Publié le 30.05.2018

La nouvelle loi réformant l’insolvabilité vous permet de faire face aux difficultés 

La réforme du droit des faillites et de la réorganisation judiciaire est entrée en vigueur le 1er mai 2018. Sous l’influence du droit européen, le législateur belge a procédé à une uniformisation, dans un seul et même texte, de la loi sur la faillite de 1997 et de la loi sur la continuité des entreprises de 2009. L’objectif de la nouvelle loi « portant insertion du Livre XX ‘Insolvabilité des entreprises’ dans le Code de droit économique » est double : mieux protéger les entreprises défaillantes contre les tiers et permettre à celles rencontrant temporairement des difficultés de mieux se reprendre.

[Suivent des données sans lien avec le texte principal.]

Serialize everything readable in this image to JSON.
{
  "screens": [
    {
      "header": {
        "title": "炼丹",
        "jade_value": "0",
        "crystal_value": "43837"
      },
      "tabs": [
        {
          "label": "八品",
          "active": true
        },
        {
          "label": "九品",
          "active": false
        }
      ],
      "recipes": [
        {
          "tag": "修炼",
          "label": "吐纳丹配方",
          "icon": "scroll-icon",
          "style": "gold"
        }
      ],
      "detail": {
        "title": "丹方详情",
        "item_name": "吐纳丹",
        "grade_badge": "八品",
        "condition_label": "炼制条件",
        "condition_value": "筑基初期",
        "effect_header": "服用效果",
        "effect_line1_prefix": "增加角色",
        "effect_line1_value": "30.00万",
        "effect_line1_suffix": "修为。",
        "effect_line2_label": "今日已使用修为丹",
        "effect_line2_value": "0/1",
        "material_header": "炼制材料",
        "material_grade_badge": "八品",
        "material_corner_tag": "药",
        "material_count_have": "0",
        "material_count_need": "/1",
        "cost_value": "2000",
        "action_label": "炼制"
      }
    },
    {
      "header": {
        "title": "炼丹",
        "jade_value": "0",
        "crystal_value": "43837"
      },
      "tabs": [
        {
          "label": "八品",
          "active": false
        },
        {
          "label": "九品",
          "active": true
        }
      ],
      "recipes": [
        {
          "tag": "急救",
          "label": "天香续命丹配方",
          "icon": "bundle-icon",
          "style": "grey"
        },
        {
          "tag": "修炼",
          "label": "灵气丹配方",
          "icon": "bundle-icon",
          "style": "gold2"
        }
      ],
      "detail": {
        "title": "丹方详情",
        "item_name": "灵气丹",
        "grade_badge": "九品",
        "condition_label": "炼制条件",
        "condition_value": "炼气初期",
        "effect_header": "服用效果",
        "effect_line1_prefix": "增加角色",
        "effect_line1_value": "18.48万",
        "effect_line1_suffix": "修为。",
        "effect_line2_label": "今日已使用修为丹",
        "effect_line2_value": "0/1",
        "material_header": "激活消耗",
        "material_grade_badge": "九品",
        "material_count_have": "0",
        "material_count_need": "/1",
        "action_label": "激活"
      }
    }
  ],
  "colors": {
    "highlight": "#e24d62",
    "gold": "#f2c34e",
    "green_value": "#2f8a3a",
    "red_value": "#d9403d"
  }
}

Les principales innovations de la loi sont les suivantes :

  • l’extension du champ d’application du droit de l’insolvabilité à toutes les entreprises, tant personnes physiques que personnes morales, y compris les ASBL et les fondations ;
  • la promotion de la « seconde chance » (favoriser la seconde chance des faillis de bonne foi et singulièrement un rebond plus rapide de ces derniers après faillite) ; 
  • la procédure d’insolvabilité électronique : toutes les données et pièces relatives aux procédures sont contenues dans une base de données informatique appelée registre central de la solvabilité (réorganisations, accords amiables et faillites) ; 
  • la modernisation de l’accord amiable hors réorganisation judiciaire, pour le rendre plus attrayant et « sécurisé » ; 
  • le remplacement du tribunal de commerce, à dater du 1er novembre 2018, par le tribunal de l’entreprise ;
  • le remplacement du système de l’excusabilité par un système d’effacement des dettes. 

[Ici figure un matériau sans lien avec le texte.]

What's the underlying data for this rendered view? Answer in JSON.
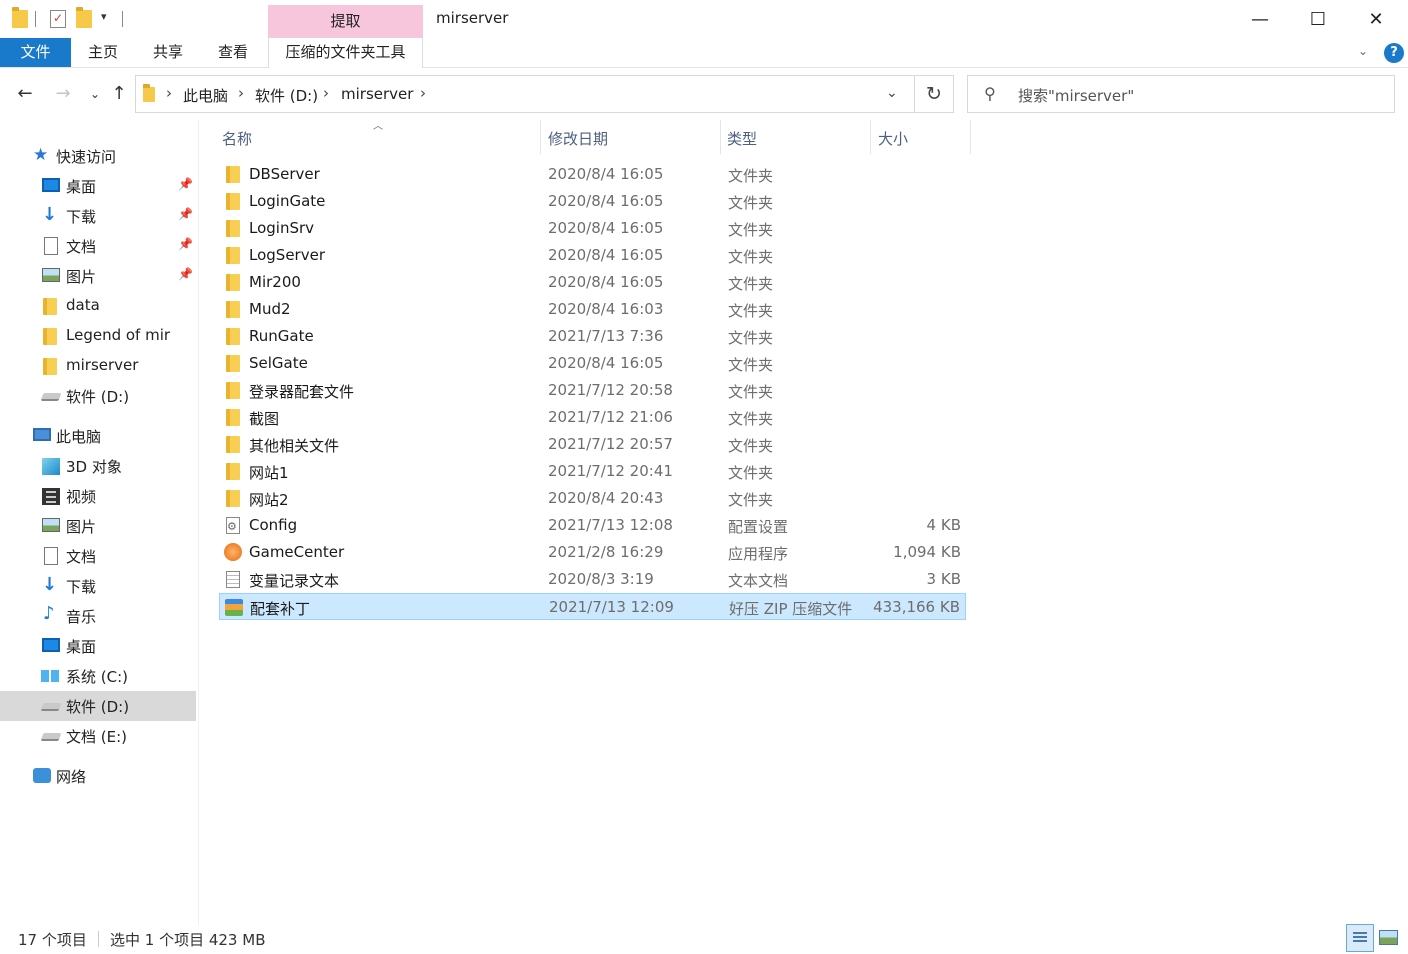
{
  "window": {
    "title": "mirserver",
    "context_tab_header": "提取",
    "minimize": "—",
    "maximize": "☐",
    "close": "✕"
  },
  "ribbon": {
    "tabs": [
      "文件",
      "主页",
      "共享",
      "查看",
      "压缩的文件夹工具"
    ],
    "help": "?"
  },
  "address": {
    "crumbs": [
      "此电脑",
      "软件 (D:)",
      "mirserver"
    ],
    "search_placeholder": "搜索\"mirserver\""
  },
  "nav": {
    "quick_access": "快速访问",
    "quick_items": [
      "桌面",
      "下载",
      "文档",
      "图片",
      "data",
      "Legend of mir",
      "mirserver",
      "软件 (D:)"
    ],
    "this_pc": "此电脑",
    "pc_items": [
      "3D 对象",
      "视频",
      "图片",
      "文档",
      "下载",
      "音乐",
      "桌面",
      "系统 (C:)",
      "软件 (D:)",
      "文档 (E:)"
    ],
    "network": "网络",
    "selected": "软件 (D:)"
  },
  "columns": {
    "name": "名称",
    "modified": "修改日期",
    "type": "类型",
    "size": "大小"
  },
  "files": [
    {
      "name": "DBServer",
      "date": "2020/8/4 16:05",
      "type": "文件夹",
      "size": "",
      "icon": "folder-icon"
    },
    {
      "name": "LoginGate",
      "date": "2020/8/4 16:05",
      "type": "文件夹",
      "size": "",
      "icon": "folder-icon"
    },
    {
      "name": "LoginSrv",
      "date": "2020/8/4 16:05",
      "type": "文件夹",
      "size": "",
      "icon": "folder-icon"
    },
    {
      "name": "LogServer",
      "date": "2020/8/4 16:05",
      "type": "文件夹",
      "size": "",
      "icon": "folder-icon"
    },
    {
      "name": "Mir200",
      "date": "2020/8/4 16:05",
      "type": "文件夹",
      "size": "",
      "icon": "folder-icon"
    },
    {
      "name": "Mud2",
      "date": "2020/8/4 16:03",
      "type": "文件夹",
      "size": "",
      "icon": "folder-icon"
    },
    {
      "name": "RunGate",
      "date": "2021/7/13 7:36",
      "type": "文件夹",
      "size": "",
      "icon": "folder-icon"
    },
    {
      "name": "SelGate",
      "date": "2020/8/4 16:05",
      "type": "文件夹",
      "size": "",
      "icon": "folder-icon"
    },
    {
      "name": "登录器配套文件",
      "date": "2021/7/12 20:58",
      "type": "文件夹",
      "size": "",
      "icon": "folder-icon"
    },
    {
      "name": "截图",
      "date": "2021/7/12 21:06",
      "type": "文件夹",
      "size": "",
      "icon": "folder-icon"
    },
    {
      "name": "其他相关文件",
      "date": "2021/7/12 20:57",
      "type": "文件夹",
      "size": "",
      "icon": "folder-icon"
    },
    {
      "name": "网站1",
      "date": "2021/7/12 20:41",
      "type": "文件夹",
      "size": "",
      "icon": "folder-icon"
    },
    {
      "name": "网站2",
      "date": "2020/8/4 20:43",
      "type": "文件夹",
      "size": "",
      "icon": "folder-icon"
    },
    {
      "name": "Config",
      "date": "2021/7/13 12:08",
      "type": "配置设置",
      "size": "4 KB",
      "icon": "config-file-icon"
    },
    {
      "name": "GameCenter",
      "date": "2021/2/8 16:29",
      "type": "应用程序",
      "size": "1,094 KB",
      "icon": "application-icon"
    },
    {
      "name": "变量记录文本",
      "date": "2020/8/3 3:19",
      "type": "文本文档",
      "size": "3 KB",
      "icon": "text-file-icon"
    },
    {
      "name": "配套补丁",
      "date": "2021/7/13 12:09",
      "type": "好压 ZIP 压缩文件",
      "size": "433,166 KB",
      "icon": "zip-archive-icon"
    }
  ],
  "selected_file": "配套补丁",
  "status": {
    "count": "17 个项目",
    "selection": "选中 1 个项目  423 MB"
  },
  "colors": {
    "accent": "#1979ca",
    "context_tab": "#f7c6dc",
    "selection": "#cce8ff"
  }
}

La nouvelle loi tend à s’inspirer des meilleures pratiques existantes dans le monde et de veiller par la même occasion à ce que les procédures soient transparentes et aient un degré d’effectivité important.

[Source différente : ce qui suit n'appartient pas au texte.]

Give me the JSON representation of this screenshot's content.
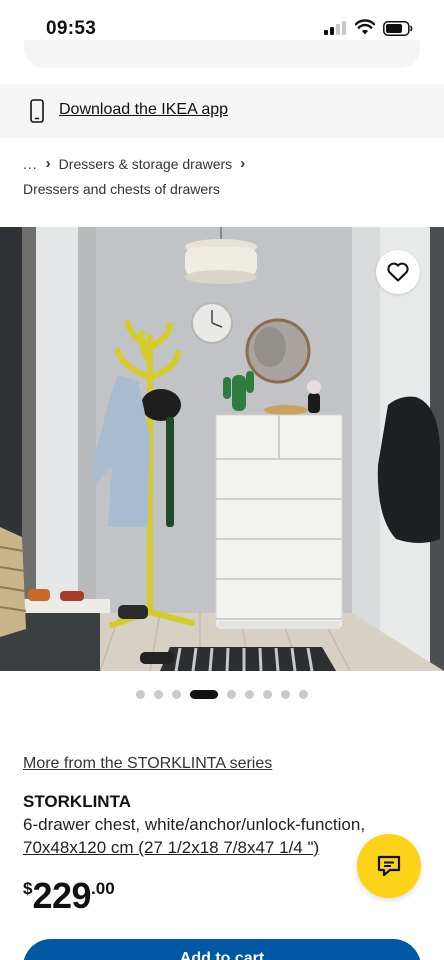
{
  "status_bar": {
    "time": "09:53",
    "icons": [
      "cellular-signal-icon",
      "wifi-icon",
      "battery-icon"
    ]
  },
  "app_banner": {
    "icon": "phone-icon",
    "link_text": "Download the IKEA app"
  },
  "breadcrumb": {
    "ellipsis": "...",
    "separator": "›",
    "items": [
      "Dressers & storage drawers"
    ],
    "current": "Dressers and chests of drawers"
  },
  "product_image": {
    "description": "IKEA STORKLINTA 6-drawer chest in a hallway",
    "wishlist_icon": "heart-icon"
  },
  "carousel": {
    "total": 9,
    "active_index": 3
  },
  "product": {
    "series_link": "More from the STORKLINTA series",
    "name": "STORKLINTA",
    "description": "6-drawer chest, white/anchor/unlock-function,",
    "dimensions": "70x48x120 cm (27 1/2x18 7/8x47 1/4 \")",
    "price": {
      "currency": "$",
      "integer": "229",
      "decimal": ".00"
    }
  },
  "chat": {
    "icon": "chat-icon"
  },
  "cart": {
    "label": "Add to cart"
  },
  "colors": {
    "brand_blue": "#0058a3",
    "brand_yellow": "#fdd31a",
    "banner_bg": "#f5f5f5"
  }
}
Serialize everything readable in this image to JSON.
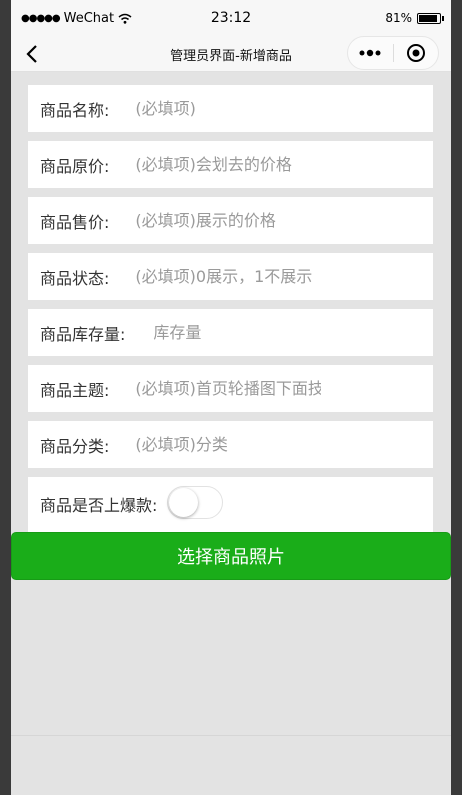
{
  "statusbar": {
    "carrier": "WeChat",
    "time": "23:12",
    "battery": "81%",
    "battery_level": 0.81
  },
  "navbar": {
    "title": "管理员界面-新增商品"
  },
  "form": {
    "name_label": "商品名称:",
    "name_placeholder": "(必填项)",
    "original_price_label": "商品原价:",
    "original_price_placeholder": "(必填项)会划去的价格",
    "sale_price_label": "商品售价:",
    "sale_price_placeholder": "(必填项)展示的价格",
    "status_label": "商品状态:",
    "status_placeholder": "(必填项)0展示，1不展示",
    "stock_label": "商品库存量:",
    "stock_placeholder": "库存量",
    "theme_label": "商品主题:",
    "theme_placeholder": "(必填项)首页轮播图下面技",
    "category_label": "商品分类:",
    "category_placeholder": "(必填项)分类",
    "hot_label": "商品是否上爆款:",
    "hot_enabled": false
  },
  "submit_label": "选择商品照片",
  "colors": {
    "primary": "#1aad19",
    "background": "#e3e3e3"
  }
}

Dans ce contexte, la plus importante modification de la nouvelle loi est incontestablement l’élargissement du champ d’application de l’insolvabilité, sous-tendant la volonté de donner plus facilement une seconde chance aux entrepreneurs en difficulté. La plupart des nouveautés restantes ont pour objectif d’instaurer une procédure électronique, à préciser des règles déjà en vigueur et à codifier la jurisprudence existante sans modifier fondamentalement l’actuelle législation.